I add a code snippet. Stream1 and Stream2 are data feeds read from HDFS
JavaPairDStream<String, String> stream1 = cdr_orig.mapToPair(parserFunc)
.flatMapValues(new Function<String, Iterable<String>>() {
@Override
public Iterable<String> call(String s) {
return Arrays.asList(s.split(","));
}
}).window(Durations.seconds(WINDOW_DURATION), Durations.seconds(SLIDE_DURATION));
JavaPairDStream<String, String> join = stream2.join(stream1);
The two streams are produced periodically by another system. These streams are asynchronous, which means that records in stream2 at time t appear in stream1 at time t'<=t. I'm using window() to cache stream1 records for 1-2 hours, but this can be inefficient if the operations on past batches of stream1 will be executed at every new batch.
Upvotes: 3
Views: 1481
Reputation: 2745
First of all yes window() do cache the dStream by calling persist on it. By caching here I mean data is kept in memory. Default storage level is StorageLevel.MEMORY_ONLY_SER i.e.
Store RDD as serialized Java objects (one byte array per partition). This is generally more space-efficient than deserialized objects, especially when using a fast serializer, but more CPU-intensive to read.

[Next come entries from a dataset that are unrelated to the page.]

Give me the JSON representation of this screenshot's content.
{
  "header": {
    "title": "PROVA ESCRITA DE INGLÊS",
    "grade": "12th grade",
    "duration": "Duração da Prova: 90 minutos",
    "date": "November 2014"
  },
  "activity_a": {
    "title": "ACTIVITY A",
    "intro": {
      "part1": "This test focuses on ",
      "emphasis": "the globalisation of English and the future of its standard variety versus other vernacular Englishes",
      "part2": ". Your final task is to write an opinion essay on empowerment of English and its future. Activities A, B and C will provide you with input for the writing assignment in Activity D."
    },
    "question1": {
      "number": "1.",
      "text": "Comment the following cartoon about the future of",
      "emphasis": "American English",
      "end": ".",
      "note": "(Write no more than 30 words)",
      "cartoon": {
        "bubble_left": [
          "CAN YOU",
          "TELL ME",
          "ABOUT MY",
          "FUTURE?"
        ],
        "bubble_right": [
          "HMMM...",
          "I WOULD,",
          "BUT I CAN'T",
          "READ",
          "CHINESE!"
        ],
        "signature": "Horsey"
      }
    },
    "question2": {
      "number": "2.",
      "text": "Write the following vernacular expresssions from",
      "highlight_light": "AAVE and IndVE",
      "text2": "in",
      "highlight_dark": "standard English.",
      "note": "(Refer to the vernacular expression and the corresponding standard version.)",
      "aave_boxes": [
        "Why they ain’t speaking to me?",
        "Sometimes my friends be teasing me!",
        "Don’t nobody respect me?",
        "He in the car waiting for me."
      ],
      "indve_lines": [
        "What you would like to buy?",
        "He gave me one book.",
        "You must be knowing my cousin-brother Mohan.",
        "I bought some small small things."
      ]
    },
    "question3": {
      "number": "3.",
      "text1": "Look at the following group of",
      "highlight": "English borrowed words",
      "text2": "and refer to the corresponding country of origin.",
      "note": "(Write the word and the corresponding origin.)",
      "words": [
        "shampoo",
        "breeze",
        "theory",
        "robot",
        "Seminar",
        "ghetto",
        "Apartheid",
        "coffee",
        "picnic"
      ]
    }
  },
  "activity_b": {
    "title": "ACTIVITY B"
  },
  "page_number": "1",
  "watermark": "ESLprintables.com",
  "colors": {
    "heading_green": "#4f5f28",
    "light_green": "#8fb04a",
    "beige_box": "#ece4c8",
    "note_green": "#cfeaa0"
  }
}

What window transformation does is it returns a new DStream in which each RDD contains all the elements seen in a sliding window of time over this DStream. Internally, it creates a WindowedDStream object which calls persist() to cache DStream and as per Spark API docs "it persists at parent level by default, as those RDDs are going to be obviously reused."
So, you can not rely on Window for caching of DStreams. If you want to cut down transformations you should call persist() on that DStreams before and other transformation.
In your case try calling persist as shown:
cdr_orig.persist(StorageLevel.MEMORY_AND_DISK);
before doing a mapToPair transform. You will see a more compact DAG will be formed with green dot at top.